We now have some probabilities down that we can use to guide our decisions (and the AI’s) on whether or not we want to roll the dice at any given point. However if you just decided to roll based on the probability of scoring alone, you would not be playing optimally i.e. scoring the most points.

Enter Expected Value and Opportunity Cost.

So what is this?

Expected Value (or EV) is the value we statistically can anticipate getting over the long run from our roll. In this case the score we can add on average. The Opportunity Cost is the value we give up by rolling; being the points we could have banked instead of rolling.

How do we use that when deciding whether or not to roll?

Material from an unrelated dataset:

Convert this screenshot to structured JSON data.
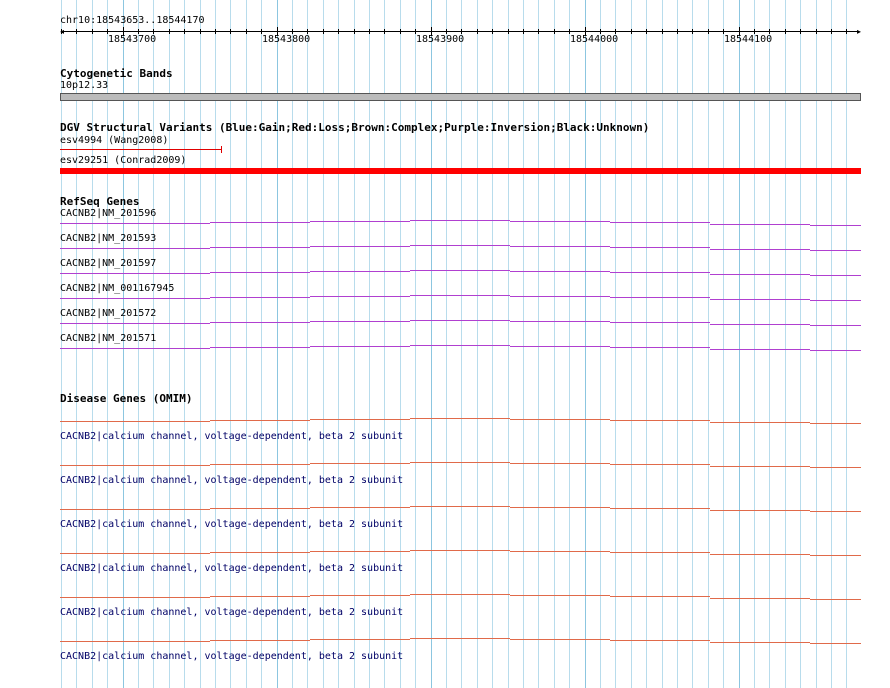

What we basically want to be doing is weighting out the two, by saying if my opportunity cost greater than my EV, I shouldn’t roll. But why is this correct? Let’s take an example. You have one dice left and have already scored a 1, a 5 and 3-of-a-kind of 2’s. Your chance of rolling and scoring is 50%. You could either be rolling a 1 scoring 100, a 5 scoring 50 or a 2 scoring 200 more. This would give you an average score of 116,67, but only on 50% of your rolls, giving you an EV of 58,33. Your opportunity cost is your current unbanked points of 350 times the chance you’ll miss out on points on the next roll giving you 116,67. Since the opportunity cost is greater than the EV you should be banking instead of rolling here.

To put it simply:

If EV > Opportunity cost, then roll.

Otherwise bank the points.

This is not the complete answer though. It would be if we always banked after this roll, but we could choose to roll again and again. Therefore we need to factor in the EV of successive rolls, at least to some extent. But how do we do this, since you can score and therefore remove a different number of dice after each roll? I’m certain that smarter and more mathematically experienced people would be able to solve this puzzle, but I accepted that the heuristic I’m building will not guarantee that the optimal solution would be found every time, which I why I’ll believe I could employ a short cut here. Calculate the chance of having scored all six dice at the end of the roll when rolling any number of remaining dice. Then weight this by multiplying by the EV of rolling all six dice. This post is however getting quite lengthy, so I’ll save this part for now.

 

The Expected Value of a roll

Working on the combinations I listed earlier I will now map out the EV of every combination on every number of dice rolled. By doing this we get the last set of numbers we need to make an equation for when to roll and when to not. The assumption is that you’ll score the maximum number of dice.

 

Rolling 6 dice

Combinations EV
6-of-a-kind 2.000
5-of-a-kind 1.525
Two 3-of-a-kind 1.000
Straight 1.000
Three pairs 750
4-of-a-kind 1.050
3-of-a-kind 575
1 or 5 156

 

Rolling 5 dice

Combinations EV
5-of-a-kind 1.500
4-of-a-kind 1.025
3-of-a-kind 550
1 or 5 139

 

Rolling 4 dice

Combinations EV
4-of-a-kind 1.000
3-of-a-kind 525
1 or 5 121

 

Rolling 3 dice

Combinations EV
3-of-a-kind 500
1 or 5 105

 

Rolling 2 dice

Combinations EV
1 or 5 90

 

Rolling 1 dice

Combinations EV
1 or 5 75

 

Rolling 3 dice with 3-of-a-kind already rolled

Combinations EV
3-of-a-kind 500
Add to 3-of-a-kind 3-of-a-kind value * 108/91
1 or 5 105

 

The fraction in the “Add to 3-of-a-kind” is to account for doubles and triples. I counted these by hand.

 

Rolling 2 dice with 3-of-a-kind already rolled

Combinations EV
Add to 3-of-a-kind 3-of-a-kind value * 12/11
1 or 5 94

 

Rolling 1 dice with 3-of-a-kind already rolled

Combinations EV
Add to 3-of-a-kind 3-of-a-kind value
1 or 5 75

 

That should be enough numbers to feed into the equation.

 

What if any kind of special rules take effect when playing the last round?

During the last round we could use the equation, but it is not enough to bank any number of points. It only matters if your total score exceeds that of all of your opponents. A simple solution is to keep rolling until you have more points (both banked and unbanked) than your opponent.

Put simply:

If banked + unbanked points <= opponents score, then roll.

Otherwise bank

 

That should be enough to implement a set of rules for the AI.